Discorso analogo si potrebbe applicare alla musica, e a quel suo mercato così saturo e autoreferenziale che forse è il caso di rivedere, di rinnovare.
“Con la pandemia si sono interrotte alcune attività, altre si sono modificate. Ora molte cose stanno più o meno faticosamente riprendendo i ritmi e le caratteristiche di prima. Il covid si inserisce in un processo molto ampio e complicato iniziato prima e che è ovviamente continuato anche questi due anni. Non è l’intero punto della questione. Ci sono, per esempio, la crescente importanza del mercato rispetto all’artista, la disumanizzazione del rapporto col pubblico – anche se ti vendono il fatto che rispondere in diretta significa “stare vicino a chi ti ascolta” –, le sempre minori tutele sul lavoro, il cambiamento del ruolo degli artisti, l’evidente insostenibilità dell’economia musicale, l’assenza di qualsiasi controllo nella competizione.

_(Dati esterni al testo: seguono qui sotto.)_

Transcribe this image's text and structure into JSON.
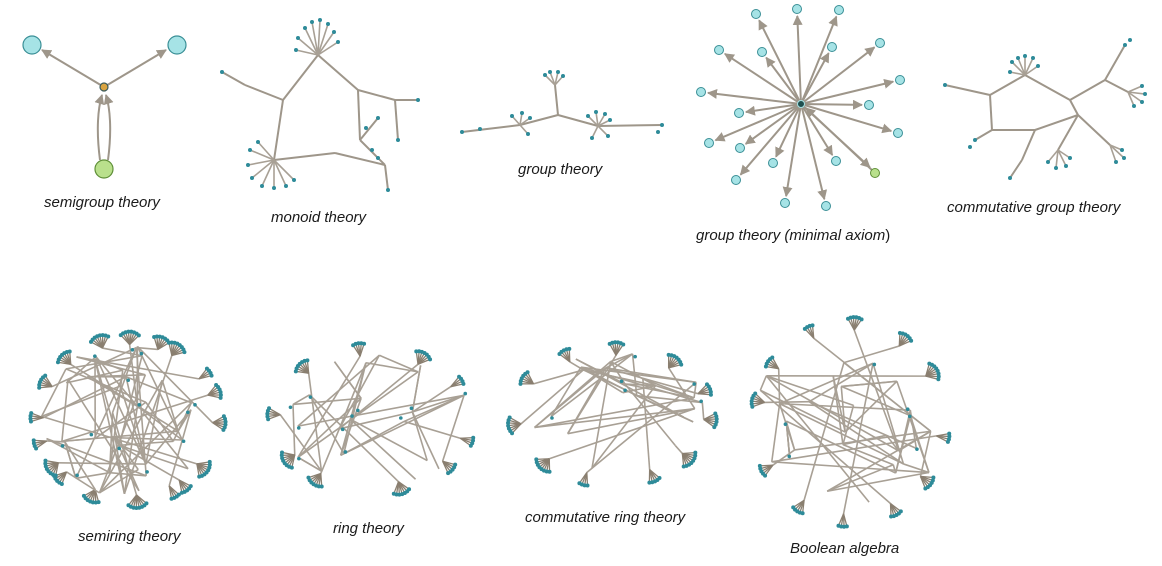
{
  "colors": {
    "edge": "#9e968a",
    "arrow": "#9e968a",
    "leaf_node": "#2e8b99",
    "big_node": "#a6e3e6",
    "big_node_stroke": "#3a8f96",
    "source_node": "#b9e08c",
    "source_stroke": "#5f8f38",
    "hub_node": "#d9a441"
  },
  "captions": {
    "semigroup": "semigroup theory",
    "monoid": "monoid theory",
    "group": "group theory",
    "group_minimal_pre": "group theory (",
    "group_minimal_mid": "minimal axiom",
    "group_minimal_post": ")",
    "commutative_group": "commutative group theory",
    "semiring": "semiring theory",
    "ring": "ring theory",
    "commutative_ring": "commutative ring theory",
    "boolean": "Boolean algebra"
  }
}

E questo fa parte di un quadro ancora più ampio di povertà, concentrazione della ricchezza nelle mani di pochissimi, scelte criminali in materia ambientale, compressione dei diritti altrui. Uno dice: ma che c’entra? La musica è un piccolo specchio di una tendenza generale del post-capitalismo al quale si è adattata perché ha seguito la linea evolutiva del resto delle attività umane. Il mondo è diventato ancor più una merda, e così la musica. Questa è una domanda complessa, non c’è una risposta semplice, si dovrebbe scrivere un libro. Anzi forse meglio leggerlo”.